Didn’t get up ‘till noon as last night we stayed up until 3am drinking whisky and smoking….

We had seen the weather forecast and it was bad till the afternoon and as it was already chucking it down, we decided to have a party and sleep in.

There was thunder & lightening, very, very frightening! And huge waves in Valencia apparently.

So it was a late start to the day. Went to shops with John for fish, spuds & more whisky (a good Scottish blend called William Lawson’s at 40%!,(MISSING) nice & smooth and not bad at €8. I got Bob a new bottle as we drank his last one dry).

Walked to the Coach Station with Bob at around 6:45pm – 20min walk. I bought 2 tickets for the 6:45am to Algeceras on Friday, Bob bought 2 tickets to Saville for next Monday (his wife is coming over here tomorrow). We saw that Michaels coach was due at 8:10pm so went to cafe across the road for coffee. Not long after finishing it, Michael rang to say he had arrived, on a different coach not shown on notice board! He found us in our cafe. His phone is annoying in not allowing him to send texts, although he can receive them, may become a problem when lost in the Medina though…

So it was back to the apartment where John had cooked fish, broccoli and lightly fried spuds, with a cheese sauce.
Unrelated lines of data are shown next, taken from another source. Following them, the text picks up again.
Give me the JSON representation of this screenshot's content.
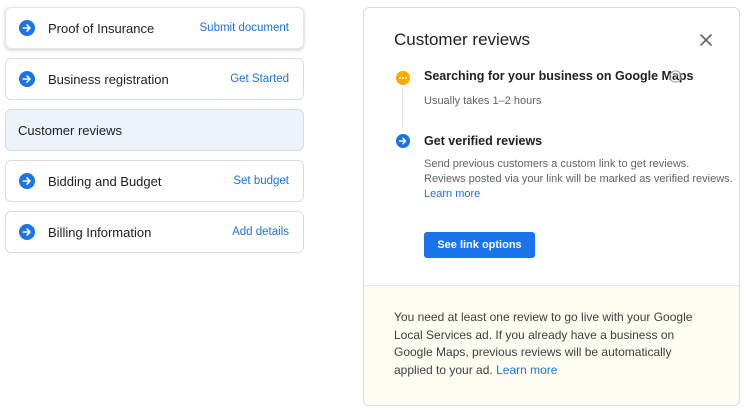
{
  "steps": [
    {
      "label": "Proof of Insurance",
      "action": "Submit document",
      "icon": "arrow-right-circle-icon"
    },
    {
      "label": "Business registration",
      "action": "Get Started",
      "icon": "arrow-right-circle-icon"
    },
    {
      "label": "Customer reviews",
      "action": ""
    },
    {
      "label": "Bidding and Budget",
      "action": "Set budget",
      "icon": "arrow-right-circle-icon"
    },
    {
      "label": "Billing Information",
      "action": "Add details",
      "icon": "arrow-right-circle-icon"
    }
  ],
  "panel": {
    "title": "Customer reviews",
    "close_icon": "close-icon",
    "searching": {
      "title": "Searching for your business on Google Maps",
      "subtitle": "Usually takes 1–2 hours",
      "icon": "pending-dots-icon",
      "help_icon": "help-circle-icon"
    },
    "verify": {
      "title": "Get verified reviews",
      "desc_line1": "Send previous customers a custom link to get reviews.",
      "desc_line2": "Reviews posted via your link will be marked as verified reviews.",
      "learn_more": "Learn more",
      "icon": "arrow-right-circle-icon"
    },
    "button_label": "See link options",
    "notice": {
      "line1": "You need at least one review to go live with your Google",
      "line2": "Local Services ad. If you already have a business on",
      "line3": "Google Maps, previous reviews will be automatically",
      "line4": "applied to your ad.",
      "learn_more": "Learn more"
    }
  },
  "colors": {
    "accent": "#1a73e8",
    "pending": "#f9ab00",
    "active_step_bg": "#eef3fb",
    "notice_bg": "#fefdf1"
  }
}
Yum again.

Am being well fed whilst here, after the smoked tofu with vedge last night (John & Bob had Spanish Black Pudding containing rice!)

Now it’s hot toddies yet again – honey, hot water, lots of whisky and a slice of lemon.



Day 4. 23rd Jan

Got up around 10am after sleep disturbed about 5am by heavy hailstorm with thunder & lightening again. Had breakfast and chat with Michael.

He may have to leave earlier from Morocco as his brother-in-law has died, another Michael – Maureen’s brother. Apparently he died in a hotel room from choking, may need an inquest and/or autopsy which wouldn’t affect our plans, but Michael wants to attend the funeral whenever. This may affect me as John has full house when we return (I had been planning to stay with Michael near Granada) so if Michael has to leave early I may hang on in Marrakech or Tangier for 3 or 4 more nights before my flight home.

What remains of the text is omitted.